• Bernadette Bowen

Response to Ong "On 'Media' vs. Human Communication"

Updated: Apr 6, 2020

The following is a discussion board post I made for a Media Ecology course in response to this prompt:

According to Ong, "In real human communication, the sender has to be not only in the sender position but also in the receiver position before he or she can send anything" (p. 173). In a succinct paragraph or two: 

  • What does he mean by this?

  • What might this say about the frequent state of online communication?

  • e.g. about they often toxic nature of online (particularly anonymized) discourse

Before directly answering both of these questions rather simply regarding what I believe Ong meant by this quote, I believe it's especially important to contextualize it's origin. If you're not into that, skip ahead.


To begin, Ong made it a point to mention that due to the "technologizing of the word" (pg. 172) humans are inclined to view our own minds as containers where we keep the information that we've learned throughout our lives. As Ong himself purported, his "mind is a box" (pg. 172). After reading his flippant statement, I drew a little smiley face next to it because, while paradoxically acknowledging it's absurdity, this analogy resonated with my own occasional feelings of burn out from the perpetual condition of grad school.

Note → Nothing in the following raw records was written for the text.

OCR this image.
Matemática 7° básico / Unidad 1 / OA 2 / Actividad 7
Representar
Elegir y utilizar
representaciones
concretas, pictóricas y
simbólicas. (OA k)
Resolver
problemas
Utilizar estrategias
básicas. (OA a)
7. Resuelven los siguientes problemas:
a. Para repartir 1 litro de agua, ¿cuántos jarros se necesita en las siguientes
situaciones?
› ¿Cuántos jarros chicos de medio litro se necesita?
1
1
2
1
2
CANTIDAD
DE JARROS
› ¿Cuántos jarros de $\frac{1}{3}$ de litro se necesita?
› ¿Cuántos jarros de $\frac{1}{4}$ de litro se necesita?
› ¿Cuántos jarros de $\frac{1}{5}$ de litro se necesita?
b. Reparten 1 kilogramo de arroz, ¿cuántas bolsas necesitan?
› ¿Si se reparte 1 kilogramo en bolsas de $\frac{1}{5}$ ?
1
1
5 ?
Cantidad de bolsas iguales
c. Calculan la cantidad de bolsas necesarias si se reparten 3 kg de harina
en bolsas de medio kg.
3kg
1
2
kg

Furthermore, if put into conversation with readings from our Introduction to Media & Communication course (Peters [1999] Speaking Into the Air), and our previous text this semester, Leder's (1990) The Absent Body, the read makes sense: a cybernetically linear perspective, ripe with a Cartesian mind/body split, is a common linguistic fore-bringer of those who attempt to obtain the traditionally idolized myth of perfect communication. For example, if someone didn't understand the meaning of any of the academic words used in my previous sentence, it could easily be chalked up as nonsense because writing is capable of "introducing division and alienation, but a higher unity as well" (Ong, pg. 175). As we read, Leder discussed how this strain of scientific thought led to multiplicitous changes in our human (Heideggerian) sense of Being-in-the-World.

On the bright side, since these authors did synthesize "How" we came to consider ourselves (if one subscribes to the belief that their brain is their self? which we can presume they do) as containers in a world (where we have all accepted the paradigm that we are in the world rather than of it), we are now better prepared to undergird the crucial question as to "Why?". Asked more directly in relation:

"Why do we accept the phrasing of a question which refers to humans as "senders" and "receivers," as if we are all human-like machines in the world?"

I would argue this question allows us a closer glimpse at the increasingly blurred distinction of both "Media" and Human Communication as we know them today. Even Ong's header description alone is telling in itself; how he linguistically framed "media" and "human communication" as being pitted against each other (referring to his use of "versus", as if they're about to compete in a ladder match).


Lastly, much like the McLuhan "Automation" chapter conclusions for this week, I believe Ong meant that inour world, which is now Being inhabited by increasingly machine-like humans, we then easily fall victim to Being (thinking and acting) inhumane(ly). [Please use this space to insert any cliche about the need to place yourself into another's shoes that you'd like.] In lieu of this modern blurring, Ong reminds us that intersubjectivity is the, "paradox of human communication...[and]...the media model is not" (pg. 173).

In other words, no matter how wise this anecdotal treatment reads, unfortunately it doesn't provide an antidote to the fact that (especially now, in this pandemic) those of us who haven't chosen to purge our social media have only been further swept up into the incessant environmental swill of (paradoxically human) online communication.

With both the aforementioned context and suggested meaning in mind, it would only make sense that if our general human "soil" has been toxically contaminated with inhumanity, that our proximally imploded simulations (intertextually, spatially, and temporally) would produce harvests of hyper-toxic natures as well.